Anas memberikan tips bahwa kemajuan Banyuwangi adalah menjadikan setiap tempat sebagai tujuan wisata. Selain itu, setiap kegiatan sebagai atraksi wisata. Misalnya, pabrik kereta api yang dibangun di Banyuwangi berarsitektur unik khas Osing. Juga ada museum kereta api. Untuk Jalan Tol Probolinggo-Banyuwangi, gerbang didesain unik. Tempat istirahat menghadap Selat Bali dan akan dilengkapi dengan berbagai fasilitas sehingga menjadi tujuan wisata.
Menetapkan kebijakan
Hadi mengatakan, para bupati di kawasan selatan (Pacitan, Trenggalek, Tulungagung, Blitar, Malang, Lumajang, Jember, dan Banyuwangi) perlu menetapkan kebijakan terfokus pembangunan. Mereka harus mempunyai visi kabupaten akan dibuat menjadi apa dengan jangkar industri yang sesuai. Kemudian penerapan insentif dengan percepatan pemberian perizinan. Bupati juga harus berani memberikan jaminan kebijakan agar ada kepastian hukum bagi penanam modal.

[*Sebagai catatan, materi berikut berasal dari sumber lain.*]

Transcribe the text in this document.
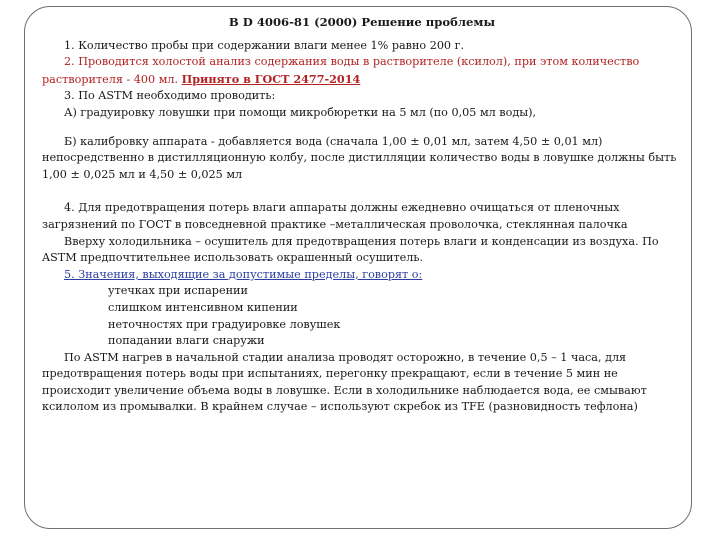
В D 4006-81 (2000) Решение проблемы

1. Количество пробы при содержании влаги менее 1% равно 200 г.

2. Проводится холостой анализ содержания воды в растворителе (ксилол), при этом количество растворителя - 400 мл. Принято в ГОСТ 2477-2014

3. По ASTM необходимо проводить:

А) градуировку ловушки при помощи микробюретки на 5 мл (по 0,05 мл воды),

Б) калибровку аппарата - добавляется вода (сначала 1,00 ± 0,01 мл, затем 4,50 ± 0,01 мл) непосредственно в дистилляционную колбу, после дистилляции количество воды в ловушке должны быть 1,00 ± 0,025 мл и 4,50 ± 0,025 мл

4. Для предотвращения потерь влаги аппараты должны ежедневно очищаться от пленочных загрязнений по ГОСТ в повседневной практике –металлическая проволочка, стеклянная палочка

Вверху холодильника – осушитель для предотвращения потерь влаги и конденсации из воздуха. По ASTM предпочтительнее использовать окрашенный осушитель.

5. Значения, выходящие за допустимые пределы, говорят о:

утечках при испарении
слишком интенсивном кипении
неточностях при градуировке ловушек
попадании влаги снаружи

По ASTM нагрев в начальной стадии анализа проводят осторожно, в течение 0,5 – 1 часа, для предотвращения потерь воды при испытаниях, перегонку прекращают, если в течение 5 мин не происходит увеличение объема воды в ловушке. Если в холодильнике наблюдается вода, ее смывают ксилолом из промывалки. В крайнем случае – используют скребок из TFE (разновидность тефлона)
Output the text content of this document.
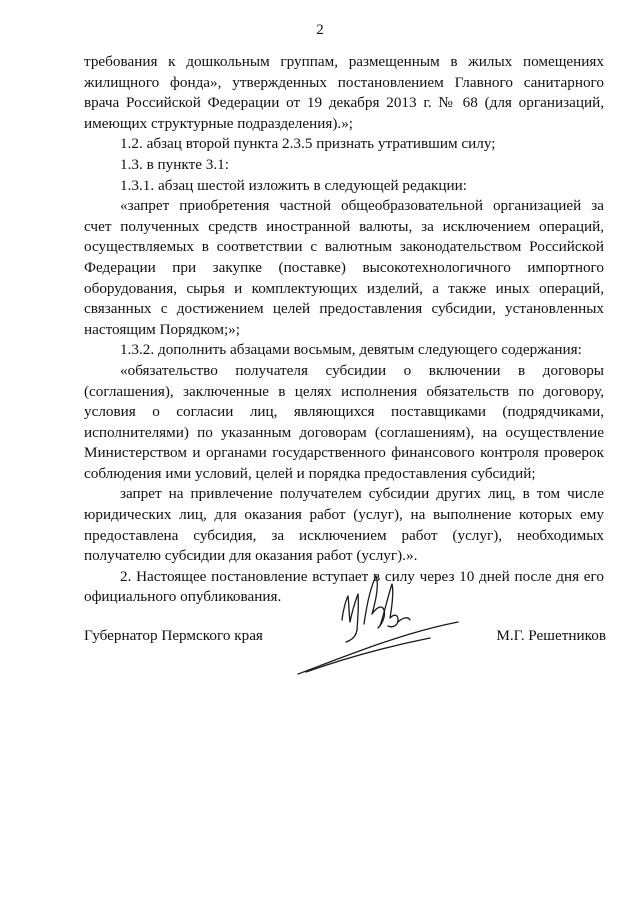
2

требования к дошкольным группам, размещенным в жилых помещениях жилищного фонда», утвержденных постановлением Главного санитарного врача Российской Федерации от 19 декабря 2013 г. № 68 (для организаций, имеющих структурные подразделения).»;

1.2. абзац второй пункта 2.3.5 признать утратившим силу;

1.3. в пункте 3.1:

1.3.1. абзац шестой изложить в следующей редакции:

«запрет приобретения частной общеобразовательной организацией за счет полученных средств иностранной валюты, за исключением операций, осуществляемых в соответствии с валютным законодательством Российской Федерации при закупке (поставке) высокотехнологичного импортного оборудования, сырья и комплектующих изделий, а также иных операций, связанных с достижением целей предоставления субсидии, установленных настоящим Порядком;»;

1.3.2. дополнить абзацами восьмым, девятым следующего содержания:

«обязательство получателя субсидии о включении в договоры (соглашения), заключенные в целях исполнения обязательств по договору, условия о согласии лиц, являющихся поставщиками (подрядчиками, исполнителями) по указанным договорам (соглашениям), на осуществление Министерством и органами государственного финансового контроля проверок соблюдения ими условий, целей и порядка предоставления субсидий;

запрет на привлечение получателем субсидии других лиц, в том числе юридических лиц, для оказания работ (услуг), на выполнение которых ему предоставлена субсидия, за исключением работ (услуг), необходимых получателю субсидии для оказания работ (услуг).».

2. Настоящее постановление вступает в силу через 10 дней после дня его официального опубликования.

Губернатор Пермского края	М.Г. Решетников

Menurut Hadi, visi, terobosan, dan keberanian dimiliki oleh setiap bupati, termasuk di kawasan selatan. Namun, tak semua bupati mampu memberikan kepastian kepada calon penanam modal yang dianggap dapat mendorong pertumbuhan ekonomi atau pembangunan. ”Dengan demikian, investor bisa berhitung, yakin, dan akhirnya mewujudkan investasi,” katanya.

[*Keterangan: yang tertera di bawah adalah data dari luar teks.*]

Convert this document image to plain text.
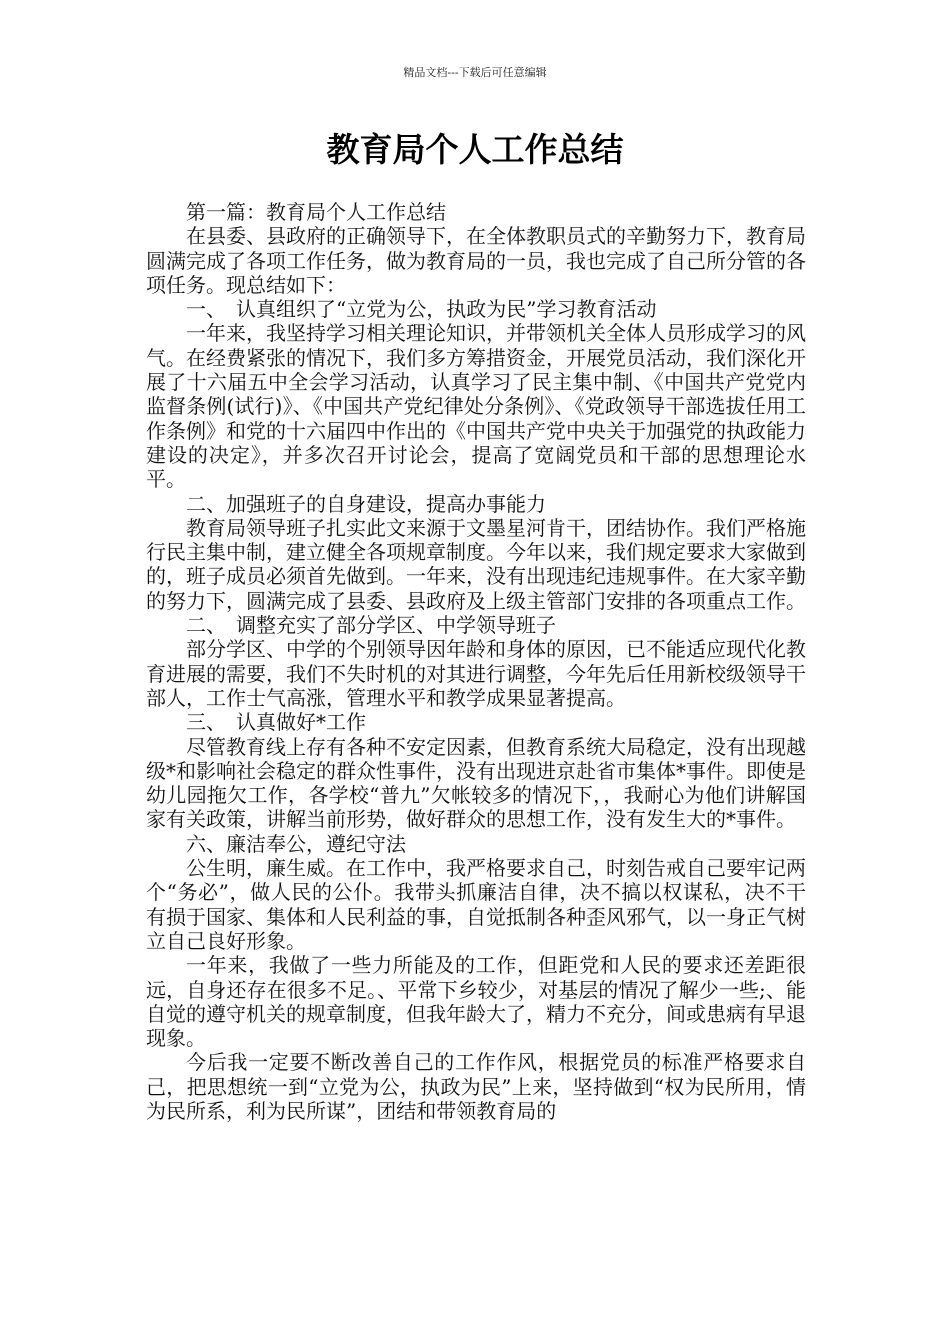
精品文档---下载后可任意编辑
教育局个人工作总结

第一篇：教育局个人工作总结

在县委、县政府的正确领导下，在全体教职员式的辛勤努力下，教育局圆满完成了各项工作任务，做为教育局的一员，我也完成了自己所分管的各项任务。现总结如下：

一、　认真组织了“立党为公，执政为民”学习教育活动

一年来，我坚持学习相关理论知识，并带领机关全体人员形成学习的风气。在经费紧张的情况下，我们多方筹措资金，开展党员活动，我们深化开展了十六届五中全会学习活动，认真学习了民主集中制、《中国共产党党内监督条例(试行)》、《中国共产党纪律处分条例》、《党政领导干部选拔任用工作条例》和党的十六届四中作出的《中国共产党中央关于加强党的执政能力建设的决定》，并多次召开讨论会，提高了宽阔党员和干部的思想理论水平。

二、加强班子的自身建设，提高办事能力

教育局领导班子扎实此文来源于文墨星河肯干，团结协作。我们严格施行民主集中制，建立健全各项规章制度。今年以来，我们规定要求大家做到的，班子成员必须首先做到。一年来，没有出现违纪违规事件。在大家辛勤的努力下，圆满完成了县委、县政府及上级主管部门安排的各项重点工作。

二、　调整充实了部分学区、中学领导班子

部分学区、中学的个别领导因年龄和身体的原因，已不能适应现代化教育进展的需要，我们不失时机的对其进行调整，今年先后任用新校级领导干部人，工作士气高涨，管理水平和教学成果显著提高。

三、　认真做好*工作

尽管教育线上存有各种不安定因素，但教育系统大局稳定，没有出现越级*和影响社会稳定的群众性事件，没有出现进京赴省市集体*事件。即使是幼儿园拖欠工作，各学校“普九”欠帐较多的情况下，，我耐心为他们讲解国家有关政策，讲解当前形势，做好群众的思想工作，没有发生大的*事件。

六、廉洁奉公，遵纪守法

公生明，廉生威。在工作中，我严格要求自己，时刻告戒自己要牢记两个“务必”，做人民的公仆。我带头抓廉洁自律，决不搞以权谋私，决不干有损于国家、集体和人民利益的事，自觉抵制各种歪风邪气，以一身正气树立自己良好形象。

一年来，我做了一些力所能及的工作，但距党和人民的要求还差距很远，自身还存在很多不足。、平常下乡较少，对基层的情况了解少一些;、能自觉的遵守机关的规章制度，但我年龄大了，精力不充分，间或患病有早退现象。

今后我一定要不断改善自己的工作作风，根据党员的标准严格要求自己，把思想统一到“立党为公，执政为民”上来，坚持做到“权为民所用，情为民所系，利为民所谋”，团结和带领教育局的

Adik menilai, pengusaha memiliki cara pikir atau opsi dalam berbisnis. Pembangunan prasarana tidak melulu cespleng secara otomatis menumbuhkan investasi dan mendorong pertumbuhan ekonomi atau pembangunan. Pengusaha lebih berpikir tentang pilihan bisnis yang cocok dan menguntungkan. ”Selatan punya potensi, tetapi mau dikemas untuk bisnis apa?” ujarnya.
Imron berpendapat, Perpres No 80/2019 lebih fokus pada infrastruktur. Padahal, untuk mengembangkan kawasan, ada sejumlah parameter yang belum disinggung, terutama indeks pembangunan manusia. Lihatlah pembangunan Jembatan Surabaya-Madura (Suramadu) yang gagal memberikan dampak positif terhadap kemajuan rakyat Madura.

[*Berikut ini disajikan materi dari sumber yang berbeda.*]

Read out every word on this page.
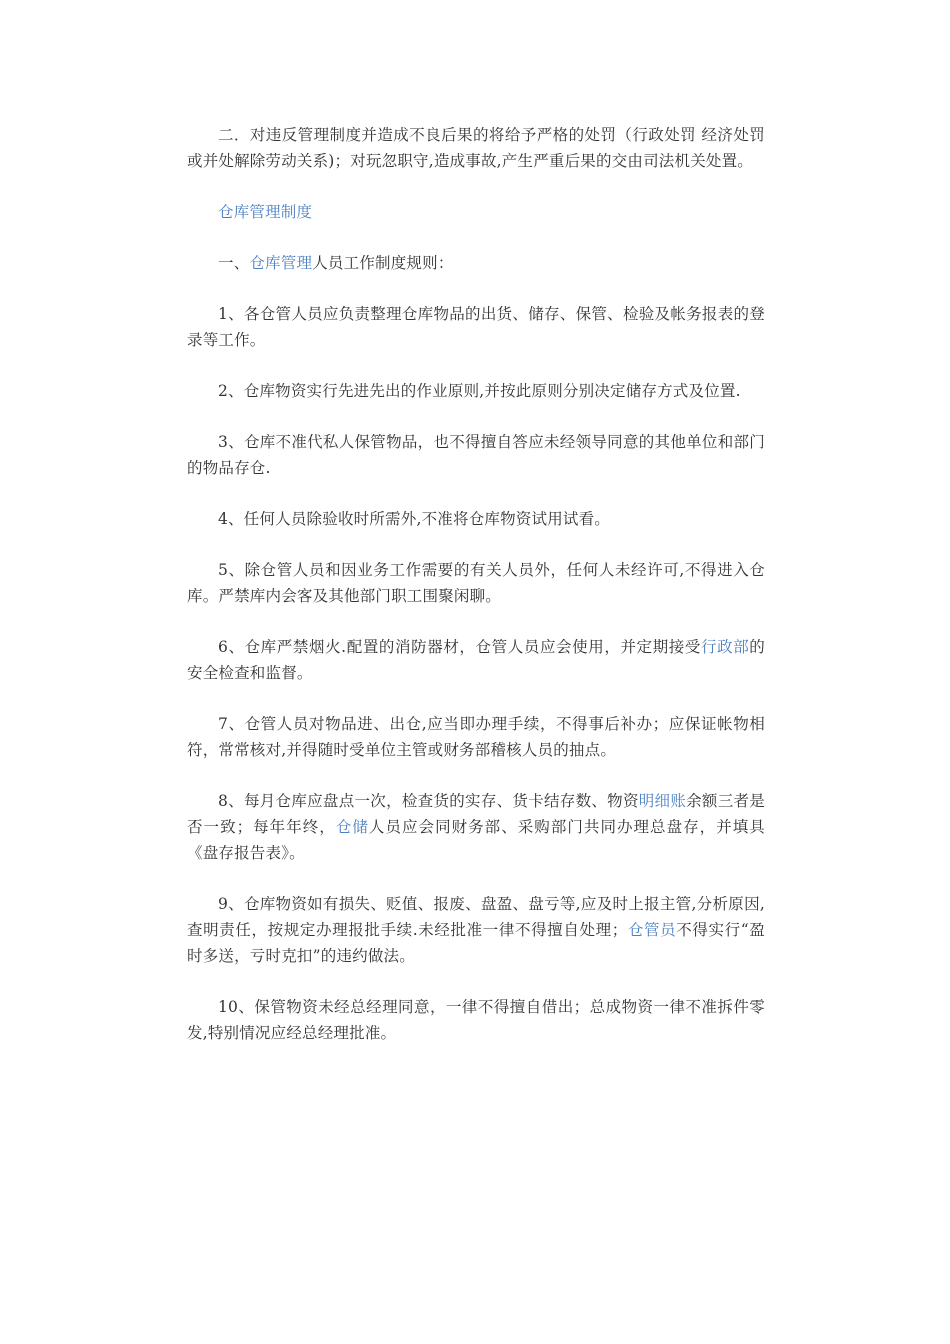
二．对违反管理制度并造成不良后果的将给予严格的处罚（行政处罚 经济处罚或并处解除劳动关系)；对玩忽职守,造成事故,产生严重后果的交由司法机关处置。

仓库管理制度

一、仓库管理人员工作制度规则：

1、各仓管人员应负责整理仓库物品的出货、储存、保管、检验及帐务报表的登录等工作。

2、仓库物资实行先进先出的作业原则,并按此原则分别决定储存方式及位置.

3、仓库不准代私人保管物品，也不得擅自答应未经领导同意的其他单位和部门的物品存仓.

4、任何人员除验收时所需外,不准将仓库物资试用试看。

5、除仓管人员和因业务工作需要的有关人员外，任何人未经许可,不得进入仓库。严禁库内会客及其他部门职工围聚闲聊。

6、仓库严禁烟火.配置的消防器材，仓管人员应会使用，并定期接受行政部的安全检查和监督。

7、仓管人员对物品进、出仓,应当即办理手续，不得事后补办；应保证帐物相符，常常核对,并得随时受单位主管或财务部稽核人员的抽点。

8、每月仓库应盘点一次，检查货的实存、货卡结存数、物资明细账余额三者是否一致；每年年终，仓储人员应会同财务部、采购部门共同办理总盘存，并填具《盘存报告表》。

9、仓库物资如有损失、贬值、报废、盘盈、盘亏等,应及时上报主管,分析原因,查明责任，按规定办理报批手续.未经批准一律不得擅自处理；仓管员不得实行“盈时多送，亏时克扣”的违约做法。

10、保管物资未经总经理同意，一律不得擅自借出；总成物资一律不准拆件零发,特别情况应经总经理批准。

Di Sampang, Bangkalan, Pamekasan, dan Sumenep, Indeks Pembangunan Manusia yang dilihat dari tingkat pendidikan warganya lebih rendah daripada kabupaten/kota lainnya di daratan Pulau Jawa. Selain itu, di Pulau Madura, tingkat kemiskinan tinggi.
”Nah, di Jatim selatan, kontribusi APBD masih di bawah rata-rata provinsi dan pertumbuhan ekonominya selalu rendah sehingga perlu strategi dan keberanian khusus,” kata Imron.